Where First-Time Buyers Need the Most Guidance –According to real estate mogul, Barbara Corcoran, home buyers who are navigating a purchase for the first time face several points in the transaction process that are unfamiliar to them and can leave them with regrets if they don’t receive proper guidance. “The faster you buy your first home, in my opinion, the better,” Corcoran told CNBC’s. The process can be difficult, confusing, and expensive, she notes. Corcoran says these are some of the biggest mistakes she sees from first-time home buyers.
- Failing to factor in closing costs. “The biggest mistake that first-time home buyers make is they forget that they need closing costs, not just the down payment of, say, 10 or 20 percent,” Corcoran told CNBC. Closing costs can add up, typically an extra 2 percent to 5 percent of the total cost of the home. On a median-priced home, that could be more than $13,000.
- Not getting pre-approved for a mortgage. The most important thing to do before shopping for a home is to get qualified from a lender for a mortgage, Corcoran says. Pre-qualification is an estimate of how much you can borrow from your lender, but pre-approval is the extra step. Lenders analyze your creditworthiness to determine whether you qualify for financing and for exactly how much. Those who are pre-approved can essentially “walk in and say, ‘My bid is an all-cash bid,’” Corcoran says. “What ‘all-cash’ really means is your bid’s not contingent on you getting financing from a bank. You’ve already cleared that with the bank, so you’ve got all cash to close on the property.”
Mortgage Rates Are Easing – Based on Freddie Mac reports, home buyers may be finding a window of opportunity to lock in lower rates. “Mortgage rates declined this week amid a steep sell-off in U.S. stocks,” says Sam Khater, Freddie Mac’s chief economist. “This week’s rate reaction to the volatile stock market is a welcome relief to prospective home buyers who have recently experienced rising rates and rising home prices.”
Average Homeowner Equity Gain in Third Quarter: $12K – Based on CoreLogic’s latest Home Equity Report, homeowners are still finding plenty of equity in their homes, but the gains are slowing. Homeowners with a mortgage saw their equity rise by 9.4 percent over the past year, the average homeowner gained $12,400 in home equity between the third quarter of 2017 and the third quarter of 2018. That is lower than the $16,000 year-over-year gain in equity reported in the second quarter, CoreLogic notes. “On average homeowners saw their equity increase again this quarter, but not nearly as much as in previous quarters,” says Frank Nothaft, CoreLogic’s chief economist. “The lower year-over-year gain reflects the slowing in appreciation.” Still, nearly every state posted an increase in equity among homeowners in the third quarter.
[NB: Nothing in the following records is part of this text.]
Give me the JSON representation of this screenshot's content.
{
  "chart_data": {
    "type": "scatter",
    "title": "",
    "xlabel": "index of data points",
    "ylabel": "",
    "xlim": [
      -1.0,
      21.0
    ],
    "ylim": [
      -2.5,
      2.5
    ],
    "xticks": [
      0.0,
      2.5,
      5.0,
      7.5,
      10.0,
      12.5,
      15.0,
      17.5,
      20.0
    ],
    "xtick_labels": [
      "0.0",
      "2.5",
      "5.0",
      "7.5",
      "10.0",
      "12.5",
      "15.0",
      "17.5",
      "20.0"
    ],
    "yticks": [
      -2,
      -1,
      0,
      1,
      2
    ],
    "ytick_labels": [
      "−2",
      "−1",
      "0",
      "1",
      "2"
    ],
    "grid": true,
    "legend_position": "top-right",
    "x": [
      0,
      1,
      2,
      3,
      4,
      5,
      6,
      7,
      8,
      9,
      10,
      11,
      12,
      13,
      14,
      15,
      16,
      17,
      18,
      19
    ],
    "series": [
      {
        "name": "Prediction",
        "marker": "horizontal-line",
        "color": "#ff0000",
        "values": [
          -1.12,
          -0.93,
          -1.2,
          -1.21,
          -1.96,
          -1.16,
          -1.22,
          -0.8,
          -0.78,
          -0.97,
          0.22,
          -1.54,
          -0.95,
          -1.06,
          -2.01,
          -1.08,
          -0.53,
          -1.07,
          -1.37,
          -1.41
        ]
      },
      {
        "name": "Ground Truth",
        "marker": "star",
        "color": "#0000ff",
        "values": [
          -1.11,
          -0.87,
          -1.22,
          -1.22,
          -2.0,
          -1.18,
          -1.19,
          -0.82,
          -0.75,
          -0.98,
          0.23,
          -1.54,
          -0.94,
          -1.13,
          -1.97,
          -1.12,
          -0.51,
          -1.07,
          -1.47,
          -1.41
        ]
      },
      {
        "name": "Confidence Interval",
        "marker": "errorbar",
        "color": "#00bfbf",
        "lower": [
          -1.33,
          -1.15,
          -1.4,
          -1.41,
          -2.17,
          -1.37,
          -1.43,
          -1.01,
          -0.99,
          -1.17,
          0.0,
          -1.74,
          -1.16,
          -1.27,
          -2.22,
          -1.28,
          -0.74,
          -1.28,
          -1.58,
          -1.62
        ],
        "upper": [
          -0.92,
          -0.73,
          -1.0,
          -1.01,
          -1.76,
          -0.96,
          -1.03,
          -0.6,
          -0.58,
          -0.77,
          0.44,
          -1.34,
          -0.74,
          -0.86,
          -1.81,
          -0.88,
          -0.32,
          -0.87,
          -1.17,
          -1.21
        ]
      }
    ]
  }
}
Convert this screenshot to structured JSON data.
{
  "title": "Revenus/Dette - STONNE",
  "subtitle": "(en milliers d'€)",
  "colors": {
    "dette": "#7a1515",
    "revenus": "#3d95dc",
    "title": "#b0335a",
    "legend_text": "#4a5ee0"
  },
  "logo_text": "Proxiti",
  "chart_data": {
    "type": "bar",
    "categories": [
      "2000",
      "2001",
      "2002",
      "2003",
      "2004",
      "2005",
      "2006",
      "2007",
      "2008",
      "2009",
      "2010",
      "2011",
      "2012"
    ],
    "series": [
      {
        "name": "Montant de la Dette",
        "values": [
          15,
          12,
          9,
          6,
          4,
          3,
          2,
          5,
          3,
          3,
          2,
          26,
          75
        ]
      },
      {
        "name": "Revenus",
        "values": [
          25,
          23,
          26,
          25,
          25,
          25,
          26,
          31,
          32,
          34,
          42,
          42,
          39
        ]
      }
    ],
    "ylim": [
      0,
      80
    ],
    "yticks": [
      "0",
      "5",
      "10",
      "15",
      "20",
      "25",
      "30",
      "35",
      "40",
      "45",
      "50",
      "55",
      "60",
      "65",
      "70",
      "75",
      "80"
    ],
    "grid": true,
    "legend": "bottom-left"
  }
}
Why 90% of Millennial Renters Want to Own But Can’t – According to a new survey by rental website Apartment List, nine out of 10 millennial renters say they want to purchase a home, but few are planning to do so in the near term. The chief reasons keeping them from homeownership are affordability (72 percent) and lack of savings for a down payment (62 percent), the survey of 6,400 young adult renters shows. Nearly 50 percent of respondents say they have zero savings, while only 11 percent have saved $10,000 or more. Student debt is a main culprit, the survey finds. Twenty-three percent of college graduates without student debt could save enough for a down payment within the next five years compared to 12 percent of college graduates who do have student debt, according to the survey. However, down payment aid from family members is helping to make homeownership more attainable. Such help usually occurs among the highest millennial earners, the survey finds. Millennial renters who expect to receive assistance with a down payment tended to have incomes over $100,000 per year. They expect to receive $51,172 in financial aid from family toward a down payment. That is 10 times more than the average expected assistance of $4,358 from millennials who earn less than $25,000.